Given these preliminary observations, what can we expect to occur? Reproductive choices: a wide array of reproductive choices, including reproductive cloning , and selection at the embryonic stage for genetic characteristics, including potential for disability and gender, have taken a back seat to the political immediacy of the basic abortion issue but they are very real issues. Genetic selection is already well under way and we can expect it to expand in the future as the process of genetic testing develops with more and more sophistication and has the potential to eliminate or reduce risk of developing a wide range of disorders. Selection is bound to expand into other areas such as choice of embryos for intelligence, height, personal appearance, and other characteristics that will lead critics to object to creating designer babies. There is no end to the possibilities and, if the practice is pushed to an extreme, resistance may be encountered. If restrictive legislation is passed, the issues will be complicated, reflecting the competing interests of adult individuals, embryos as potential persons, not to mention the public interest in restricting the commodifying of human life.

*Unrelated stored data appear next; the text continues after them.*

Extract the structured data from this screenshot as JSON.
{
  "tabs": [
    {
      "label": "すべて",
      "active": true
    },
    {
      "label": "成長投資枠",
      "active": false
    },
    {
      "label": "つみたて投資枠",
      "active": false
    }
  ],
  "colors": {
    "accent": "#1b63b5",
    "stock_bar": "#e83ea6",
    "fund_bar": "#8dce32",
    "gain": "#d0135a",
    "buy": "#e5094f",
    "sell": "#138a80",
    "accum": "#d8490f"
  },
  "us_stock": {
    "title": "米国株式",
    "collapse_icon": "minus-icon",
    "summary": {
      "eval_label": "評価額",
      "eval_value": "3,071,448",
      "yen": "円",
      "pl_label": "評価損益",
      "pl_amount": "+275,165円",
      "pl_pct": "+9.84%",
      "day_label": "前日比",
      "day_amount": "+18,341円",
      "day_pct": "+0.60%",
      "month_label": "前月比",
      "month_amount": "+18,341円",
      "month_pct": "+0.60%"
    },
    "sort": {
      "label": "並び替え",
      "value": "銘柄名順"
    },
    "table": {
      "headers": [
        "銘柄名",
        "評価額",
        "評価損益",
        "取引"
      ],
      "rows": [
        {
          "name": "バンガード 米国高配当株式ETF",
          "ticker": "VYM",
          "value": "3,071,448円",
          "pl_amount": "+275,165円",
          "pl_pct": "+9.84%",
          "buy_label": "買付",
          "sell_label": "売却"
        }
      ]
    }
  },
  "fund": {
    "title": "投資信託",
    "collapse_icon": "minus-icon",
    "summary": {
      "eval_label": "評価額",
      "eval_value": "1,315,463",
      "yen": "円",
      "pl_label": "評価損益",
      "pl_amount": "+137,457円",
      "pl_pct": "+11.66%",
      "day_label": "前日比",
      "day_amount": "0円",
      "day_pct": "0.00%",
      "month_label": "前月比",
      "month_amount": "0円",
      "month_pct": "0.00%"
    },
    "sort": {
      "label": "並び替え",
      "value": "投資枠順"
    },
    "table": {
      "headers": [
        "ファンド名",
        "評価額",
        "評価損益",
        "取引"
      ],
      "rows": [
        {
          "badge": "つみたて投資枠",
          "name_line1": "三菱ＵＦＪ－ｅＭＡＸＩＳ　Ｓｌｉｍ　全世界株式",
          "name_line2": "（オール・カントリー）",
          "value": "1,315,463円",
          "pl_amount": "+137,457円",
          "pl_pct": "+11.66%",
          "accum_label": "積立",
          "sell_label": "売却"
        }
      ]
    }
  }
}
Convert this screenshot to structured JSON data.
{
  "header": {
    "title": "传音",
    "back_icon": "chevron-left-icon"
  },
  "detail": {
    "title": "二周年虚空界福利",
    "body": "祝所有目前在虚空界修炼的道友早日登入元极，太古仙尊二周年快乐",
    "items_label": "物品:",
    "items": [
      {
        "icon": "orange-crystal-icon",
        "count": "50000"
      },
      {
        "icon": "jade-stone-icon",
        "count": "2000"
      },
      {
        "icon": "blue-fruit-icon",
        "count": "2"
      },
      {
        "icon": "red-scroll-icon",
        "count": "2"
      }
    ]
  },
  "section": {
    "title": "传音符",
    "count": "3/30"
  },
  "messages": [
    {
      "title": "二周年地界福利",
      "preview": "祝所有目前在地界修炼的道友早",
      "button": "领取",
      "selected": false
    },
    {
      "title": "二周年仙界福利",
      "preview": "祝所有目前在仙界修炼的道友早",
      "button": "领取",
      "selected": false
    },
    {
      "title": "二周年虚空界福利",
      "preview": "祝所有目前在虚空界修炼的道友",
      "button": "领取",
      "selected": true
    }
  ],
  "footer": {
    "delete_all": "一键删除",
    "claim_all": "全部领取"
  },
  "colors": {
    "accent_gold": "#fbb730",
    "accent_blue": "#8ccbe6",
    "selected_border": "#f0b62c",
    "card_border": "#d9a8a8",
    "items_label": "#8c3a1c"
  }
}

Reproductive cloning, which, by widespread consensus, is not being pursued in this country, will raise all the same issues, heightened by what seems to be a prevailing distaste for the process. The momentum for cloning, however, may well gather strength when people in same sex marriages express their desire to have children of both partners. The scope of personal autonomy, elevated to a constitutional level, will be in direct conflict with claims of public policy and more specific claims of equal protection.

If strong public policy should come down on behalf of protection for embryos in this situation, the equal protection argument could very well carry over into other areas that are basically overlooked at present, such as the enterprise of creating and freezing embryos for later use. At present, it is estimated that enormous numbers of frozen embryos exist in storage; many of these are abandoned or eventually discarded (some are donated) when couples have no further use for them or dissolve their marriages. These could become fair game for lawsuits, thereby upsetting a widespread practice that has gone unchallenged to date.

A wise Supreme Court Justice will have many difficult decisions to make. Whether to grant certiorari in a case raising these issues at all and, if so, in which case or cases, are crucial decisions. If the Court hears the case, a Justice must decide, at the outset, whether to acknowledge (or not) the various Constitutional rights that will be asserted and then to tackle the question of how broadly or narrowly to decide the issues. For example, should personhood be defined for purposes of the particular case -- or other cases? How broadly should the scope of personal privacy and autonomy be defined? The claim is likely to be the constitutionality of a state (or federal) statute that restricts a reproductive technological practice. Even though some will argue that this Court (or any court) should leave these sensitive issues for the other branches, it is not easy to avoid the constitutional issue, once engaged.